DO NOT edit this file directly - add your custom settings/overrides in the .htaccess.custom file instead.

That would mean that perhaps it would be safer to auto-update .htaccess (auto-(re)generate it actually), since people wouldn't be touching the one core provides/generates). We could also perhaps be able to do the re-generation via update hooks.

I would like us to explore this option! 👍🏼

[yorkshire-pudding]

Although providing something that would allow people to edit/generate things from the admin UI is better left for contrib,

I would argue that the following settings might be the only thing touched by 80%+ of sites:

• Set redirection to www or non www.
• HTTPS support (redirect all request to HTTPS or support both protocols).

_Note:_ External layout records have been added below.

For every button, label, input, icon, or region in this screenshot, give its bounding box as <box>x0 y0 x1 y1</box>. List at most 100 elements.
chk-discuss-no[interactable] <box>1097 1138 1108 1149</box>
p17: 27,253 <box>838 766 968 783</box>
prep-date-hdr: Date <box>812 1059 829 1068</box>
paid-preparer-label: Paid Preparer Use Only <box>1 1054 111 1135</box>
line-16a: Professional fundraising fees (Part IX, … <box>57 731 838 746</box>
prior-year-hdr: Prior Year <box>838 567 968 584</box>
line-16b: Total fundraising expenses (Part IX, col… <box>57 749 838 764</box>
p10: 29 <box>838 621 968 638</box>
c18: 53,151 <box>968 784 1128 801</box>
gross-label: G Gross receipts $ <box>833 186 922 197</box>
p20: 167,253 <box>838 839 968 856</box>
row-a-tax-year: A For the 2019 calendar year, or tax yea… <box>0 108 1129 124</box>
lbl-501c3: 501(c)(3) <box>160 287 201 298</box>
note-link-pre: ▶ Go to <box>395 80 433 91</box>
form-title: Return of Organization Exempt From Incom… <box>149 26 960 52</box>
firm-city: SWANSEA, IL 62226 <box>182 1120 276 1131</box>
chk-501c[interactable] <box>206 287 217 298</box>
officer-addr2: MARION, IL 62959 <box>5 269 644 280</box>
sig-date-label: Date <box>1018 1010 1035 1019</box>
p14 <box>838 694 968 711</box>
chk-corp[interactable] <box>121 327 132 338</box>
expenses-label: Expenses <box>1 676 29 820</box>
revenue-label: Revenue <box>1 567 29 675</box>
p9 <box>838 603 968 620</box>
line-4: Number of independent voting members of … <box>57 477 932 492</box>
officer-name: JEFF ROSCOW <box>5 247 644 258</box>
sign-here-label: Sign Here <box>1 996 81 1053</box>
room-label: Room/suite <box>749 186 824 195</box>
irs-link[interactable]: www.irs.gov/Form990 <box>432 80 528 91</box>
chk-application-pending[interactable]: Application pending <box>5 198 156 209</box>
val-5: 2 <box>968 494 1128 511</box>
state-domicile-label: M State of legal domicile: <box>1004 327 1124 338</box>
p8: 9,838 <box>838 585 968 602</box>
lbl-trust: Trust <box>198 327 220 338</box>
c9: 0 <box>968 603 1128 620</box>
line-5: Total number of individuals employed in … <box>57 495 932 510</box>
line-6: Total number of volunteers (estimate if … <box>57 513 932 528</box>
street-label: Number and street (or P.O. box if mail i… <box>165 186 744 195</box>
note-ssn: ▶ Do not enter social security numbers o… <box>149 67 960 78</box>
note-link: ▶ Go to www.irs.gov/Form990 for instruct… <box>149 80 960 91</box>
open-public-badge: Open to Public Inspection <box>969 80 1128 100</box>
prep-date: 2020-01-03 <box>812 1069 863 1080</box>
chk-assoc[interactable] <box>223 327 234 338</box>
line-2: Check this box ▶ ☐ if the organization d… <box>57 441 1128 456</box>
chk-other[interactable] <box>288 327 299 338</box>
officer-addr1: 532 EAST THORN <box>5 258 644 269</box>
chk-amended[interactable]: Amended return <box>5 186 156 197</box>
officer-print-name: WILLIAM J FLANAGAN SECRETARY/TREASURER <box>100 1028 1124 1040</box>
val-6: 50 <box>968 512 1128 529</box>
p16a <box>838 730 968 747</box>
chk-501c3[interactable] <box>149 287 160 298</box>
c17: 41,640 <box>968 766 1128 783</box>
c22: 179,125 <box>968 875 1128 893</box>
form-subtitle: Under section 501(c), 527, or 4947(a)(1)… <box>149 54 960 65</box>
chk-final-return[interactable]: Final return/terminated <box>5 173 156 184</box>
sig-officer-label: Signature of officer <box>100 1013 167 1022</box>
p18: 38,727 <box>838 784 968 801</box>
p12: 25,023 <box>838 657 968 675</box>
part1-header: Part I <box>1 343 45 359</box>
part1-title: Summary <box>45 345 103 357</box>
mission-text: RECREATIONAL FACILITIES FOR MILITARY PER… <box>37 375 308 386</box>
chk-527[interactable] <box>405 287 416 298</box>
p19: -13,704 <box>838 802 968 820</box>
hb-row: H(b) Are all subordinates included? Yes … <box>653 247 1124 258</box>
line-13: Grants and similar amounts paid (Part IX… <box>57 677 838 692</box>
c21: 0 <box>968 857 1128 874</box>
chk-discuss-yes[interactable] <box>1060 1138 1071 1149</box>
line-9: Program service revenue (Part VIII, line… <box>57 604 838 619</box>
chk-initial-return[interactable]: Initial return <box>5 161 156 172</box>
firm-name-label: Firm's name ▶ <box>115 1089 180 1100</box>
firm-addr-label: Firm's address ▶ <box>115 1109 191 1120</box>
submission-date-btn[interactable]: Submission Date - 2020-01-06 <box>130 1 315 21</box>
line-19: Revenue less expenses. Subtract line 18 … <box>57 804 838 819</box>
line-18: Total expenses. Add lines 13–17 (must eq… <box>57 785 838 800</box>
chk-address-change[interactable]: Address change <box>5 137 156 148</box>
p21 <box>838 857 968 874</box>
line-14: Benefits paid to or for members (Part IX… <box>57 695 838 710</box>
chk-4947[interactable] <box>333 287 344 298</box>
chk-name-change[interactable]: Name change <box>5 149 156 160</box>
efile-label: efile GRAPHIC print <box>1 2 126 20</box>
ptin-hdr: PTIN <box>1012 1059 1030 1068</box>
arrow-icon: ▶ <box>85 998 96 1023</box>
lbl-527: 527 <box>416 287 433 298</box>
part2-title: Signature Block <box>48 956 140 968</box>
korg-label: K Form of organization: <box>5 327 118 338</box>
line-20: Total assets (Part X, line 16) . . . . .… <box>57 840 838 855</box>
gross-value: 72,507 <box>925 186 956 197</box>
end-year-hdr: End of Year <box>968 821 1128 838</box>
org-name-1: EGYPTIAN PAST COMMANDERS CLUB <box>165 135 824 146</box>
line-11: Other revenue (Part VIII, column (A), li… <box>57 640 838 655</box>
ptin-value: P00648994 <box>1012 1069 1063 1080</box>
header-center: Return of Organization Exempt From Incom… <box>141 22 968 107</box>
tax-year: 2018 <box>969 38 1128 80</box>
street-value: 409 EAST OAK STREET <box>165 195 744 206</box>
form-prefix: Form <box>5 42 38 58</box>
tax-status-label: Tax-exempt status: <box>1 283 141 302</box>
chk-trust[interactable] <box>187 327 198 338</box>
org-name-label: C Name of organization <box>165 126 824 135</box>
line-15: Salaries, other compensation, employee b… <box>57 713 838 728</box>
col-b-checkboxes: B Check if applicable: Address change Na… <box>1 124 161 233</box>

If those were core config, and you had the ability to have custom, would that be simple enough for core?

[izmeez]

I had an issue that I haven't had time to trace or report, where the line: $database_charset = 'utf8mb4'; was not detected in the settings.php file. On examination of the file, it had been added but to the very end of the file after the block for settings.local.php and was not detected. Ideally, it should be in the database section at the top of the file. Does backdrop use sed to update files?

[yorkshire-pudding]

I had an issue that I haven't had time to trace or report, where the line: $database_charset = 'utf8mb4'; was not detected in the settings.php file. On examination of the file, it had been added but to the very end of the file after the block for settings.local.php and was not detected. Ideally, it should be in the database section at the top of the file. Does backdrop use sed to update files?

@izmeez - this issue (a feature request) relates to improving the process when we update those files as part of a release. I think what you are referring to is quite different and possibly a bug if backdrop is writing that line but then can't read it. Perhaps search to see if anyone else has raised this and then raise a bug if not.